Objective: To investigate the effect of fat mass (FM) reduction on adipose tissue gene expression in terms of lipid synthesis [sterol regulatory binding protein 1c (SREBP-1c)] and lipid oxidation [uncoupling protein 2 (UCP-2)] 2 years after lipid malabsorption and to assess the influence of lipid malabsorption on fat-free mass (FFM) maintenance evaluating the expression of genes related to glycolysis [hexokinase (HKII)] and glucose storage [glycogen synthase (GS)].
Research method and procedures: SREBP-1c, UCP-2, HKII, and GS mRNA expression were studied by reverse transcriptase-competitive polymerase chain reaction in 10 massively obese subjects before and 2 years after bilio-pancreatic diversion (BPD). Body composition was assessed by isotopic dilution method and insulin sensitivity by euglycemic-hyperinsulinemic clamp.
Results: FM decrease was approximately 60%, whereas FFM remained at normal physiological levels. In adipose tissue, SREBP-1c mRNA reduction (-39%, p < 0.005) was related only to FM changes after BPD, and UCP-2 decrease (-37%, p < 0.05) was dependent on free fatty acid (FFA) changes. No significant variations were observed in HKII and GS gene expression in skeletal muscle.

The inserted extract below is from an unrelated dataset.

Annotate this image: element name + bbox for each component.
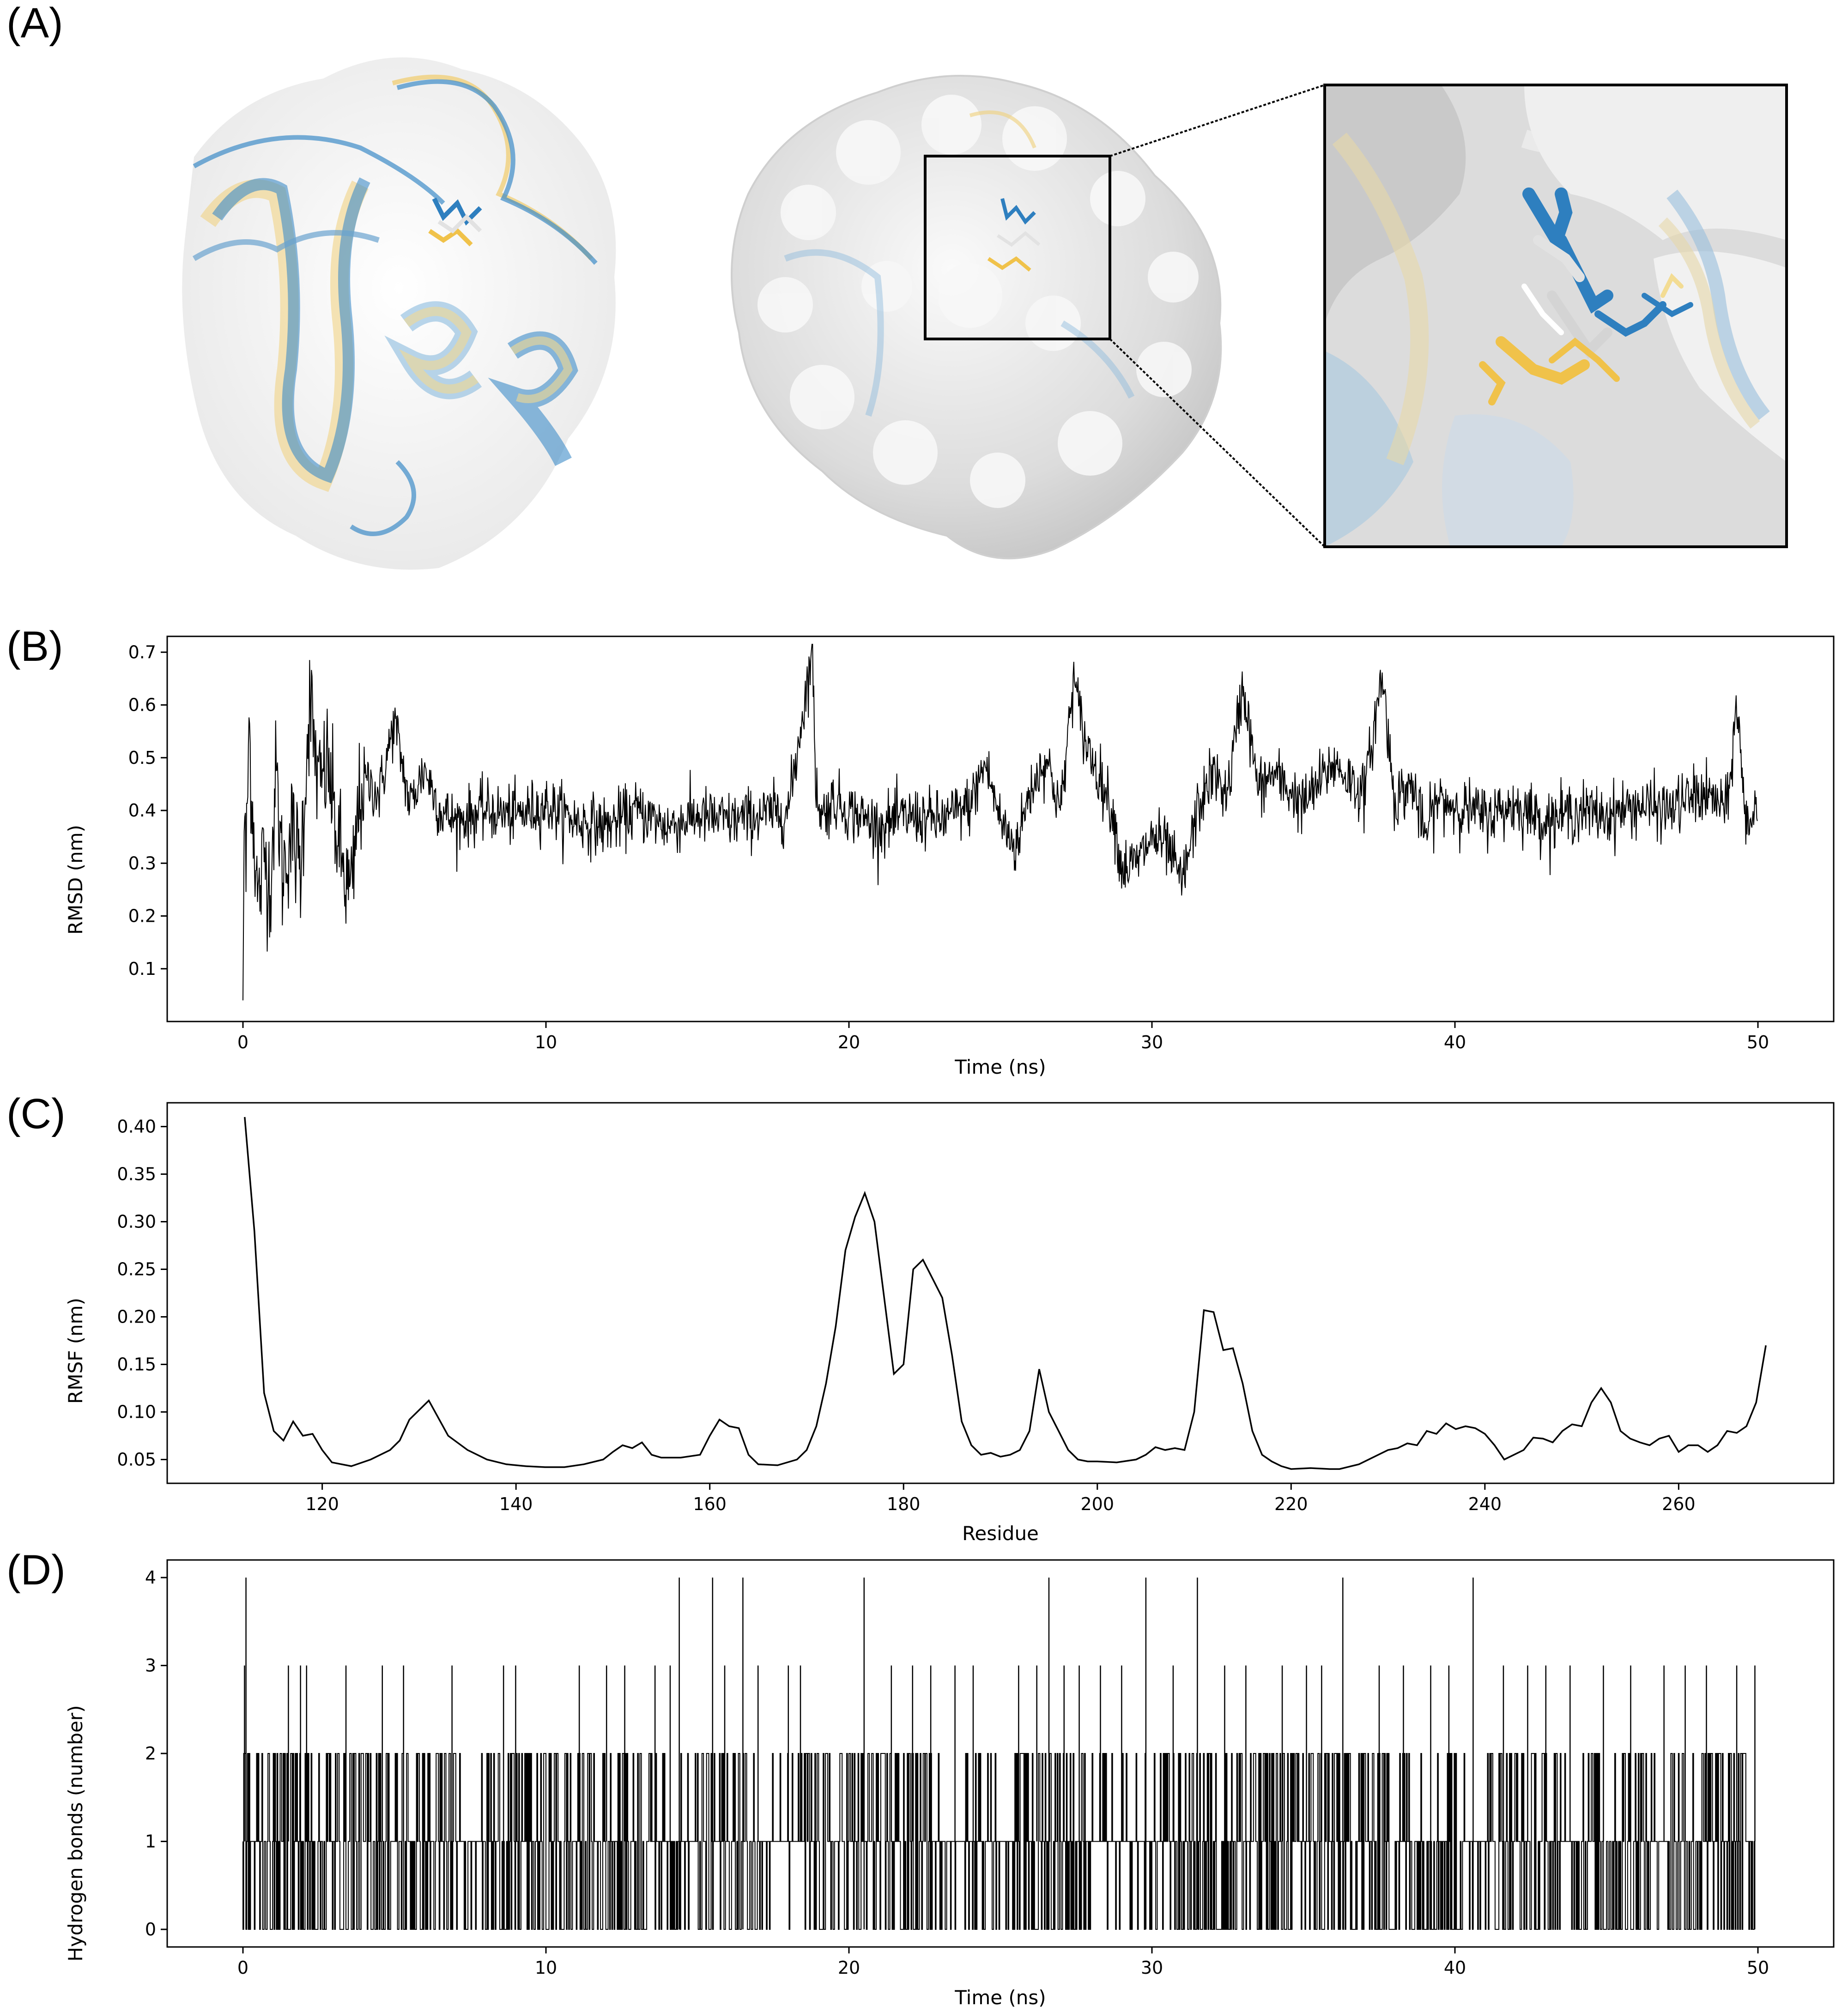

Discussion: Lipid malabsorption induced by BPD altered the expression of genes involved in glucose and lipid metabolism, with different consequences on FM and FFM. The degree of FM loss seems to interfere with SREBP-1c gene suppression to preserve an adequate amount of fat storage, in accordance with the thrifty genotype hypothesis. The reduction of FFAs induced by BPD acts in inhibiting FFA transportation to the mitochondria (UCP-2), contributing to the decreased lipid oxidation inside the adipose tissue.